Smoker / Relationship Problems
I went to see Dr. Barge for relationship problems. I had been sober in AA for over 10 years and generally, I was a happy, functional and productive guy.
But the relationship thing… I could not get it right to save my life. I had been married twice already.
It was about nine months in when we approached the issue of my smoking. I’d been able to stop drinking but smoking seemed impossible. We decided to try Hypnosis.
To the day we started, I never believed it would work.
Trance came easy; I almost fell asleep. Not sure what Dr. Barge said, but the first thing I realized was that I no longer even noticed the smell of [other people’s] smoke. This had always been a trigger for me. Then the cigarettes began to taste bad. I found myself lighting fewer and few, and when I did light one, I found myself putting it out before it was finished. I had cut down from about 2-3 packs a day to a little less than one. We agreed to set a “quit date.”

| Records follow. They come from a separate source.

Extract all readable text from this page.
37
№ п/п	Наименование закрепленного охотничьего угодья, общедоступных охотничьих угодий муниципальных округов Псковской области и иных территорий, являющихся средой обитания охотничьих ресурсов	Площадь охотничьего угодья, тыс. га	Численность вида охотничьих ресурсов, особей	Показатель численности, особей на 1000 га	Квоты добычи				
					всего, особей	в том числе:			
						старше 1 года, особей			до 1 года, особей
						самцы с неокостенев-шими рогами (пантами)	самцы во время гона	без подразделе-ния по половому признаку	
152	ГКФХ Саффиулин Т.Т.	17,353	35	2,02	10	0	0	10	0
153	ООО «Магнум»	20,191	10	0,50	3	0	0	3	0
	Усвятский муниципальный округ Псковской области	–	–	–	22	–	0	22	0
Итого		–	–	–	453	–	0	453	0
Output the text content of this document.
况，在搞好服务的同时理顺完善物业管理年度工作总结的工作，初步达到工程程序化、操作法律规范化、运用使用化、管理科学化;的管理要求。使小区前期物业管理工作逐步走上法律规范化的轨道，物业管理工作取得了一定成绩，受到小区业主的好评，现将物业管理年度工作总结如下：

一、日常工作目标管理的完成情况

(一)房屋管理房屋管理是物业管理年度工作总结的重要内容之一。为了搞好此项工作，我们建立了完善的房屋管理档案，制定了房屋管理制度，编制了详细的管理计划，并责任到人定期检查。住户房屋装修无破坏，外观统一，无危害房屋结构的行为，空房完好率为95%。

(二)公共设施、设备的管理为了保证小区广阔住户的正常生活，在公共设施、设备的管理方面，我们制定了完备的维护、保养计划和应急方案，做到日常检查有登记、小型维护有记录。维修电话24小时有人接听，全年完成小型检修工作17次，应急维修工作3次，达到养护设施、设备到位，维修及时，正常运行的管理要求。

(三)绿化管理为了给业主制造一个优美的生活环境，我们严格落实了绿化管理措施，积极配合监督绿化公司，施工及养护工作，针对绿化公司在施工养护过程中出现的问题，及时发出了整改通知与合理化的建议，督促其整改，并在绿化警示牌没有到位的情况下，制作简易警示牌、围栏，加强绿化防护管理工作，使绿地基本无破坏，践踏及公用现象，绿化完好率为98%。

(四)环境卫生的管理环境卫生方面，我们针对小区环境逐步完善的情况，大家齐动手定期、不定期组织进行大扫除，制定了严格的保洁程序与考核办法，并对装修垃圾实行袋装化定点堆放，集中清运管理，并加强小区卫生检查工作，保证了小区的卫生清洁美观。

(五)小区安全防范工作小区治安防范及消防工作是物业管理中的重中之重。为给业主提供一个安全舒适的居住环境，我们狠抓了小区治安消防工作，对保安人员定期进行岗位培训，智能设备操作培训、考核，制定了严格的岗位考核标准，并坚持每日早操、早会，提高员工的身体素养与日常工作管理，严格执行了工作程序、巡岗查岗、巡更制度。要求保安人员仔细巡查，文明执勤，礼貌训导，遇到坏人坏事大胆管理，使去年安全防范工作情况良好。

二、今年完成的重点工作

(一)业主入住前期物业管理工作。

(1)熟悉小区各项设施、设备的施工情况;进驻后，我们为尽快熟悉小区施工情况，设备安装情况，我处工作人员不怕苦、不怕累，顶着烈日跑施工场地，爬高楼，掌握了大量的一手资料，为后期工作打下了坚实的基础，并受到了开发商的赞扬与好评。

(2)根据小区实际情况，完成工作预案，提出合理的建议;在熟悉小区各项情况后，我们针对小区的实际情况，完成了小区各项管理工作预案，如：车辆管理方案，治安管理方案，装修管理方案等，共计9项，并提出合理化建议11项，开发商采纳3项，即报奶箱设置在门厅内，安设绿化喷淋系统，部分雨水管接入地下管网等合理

As the date approached, I became increasingly nervous and started to have vivid dreams. They were clearly unresolved childhood issues. In one dream, I was at a big family Holiday gathering, probably Christmas or Thanksgiving. When the turkey was brought to the table, everyone became silent because it was the size of a small cornish hen (for one). No one said a word!
The other dream was “classic,” according to Dr. Barge but extremely uncomfortable and embarrassing to me. There will not be any details here, thank you very much. But in short, it had to do with my bowel movements and the effect on people in my life.
Basically, I grew up in an alcoholic family and never felt there was enough love or attention to go around. We were a large Catholic family and everything revolved around my alcoholic father and his unpredictable scary moods. All of us were afraid of “setting him off.” Because of this, we kept our feelings under tight wrap!
I never thought I would admit that I liked psychotherapy but it was fascinating to see how my dreams were informing me of my deeper problems.
I had carried these childhood conflicts over into my relationships and my cigarettes had become part of my defense mechanism. It was not pure nicotine addiction. My cigarettes soothed me and I trusted them more than I trusted people. And because I was so fearful of expressing my feelings, I would simply put a cigarette in my mouth when I was afraid I couldn’t keep it shut!
Who would have guessed that my smoking habit and relationship problems were so interconnected? Well, I guess Dr. Barge did or at least we figured it out together.
I do not smoke anymore. I am not sure, if that is the best news or if it’s my seven year happy marriage. I am grateful for both.
NOTE: Patient stories are real life stories. The identities are disguised and sometimes, a composite to protect patients. No identity should be assumed with any of these stories.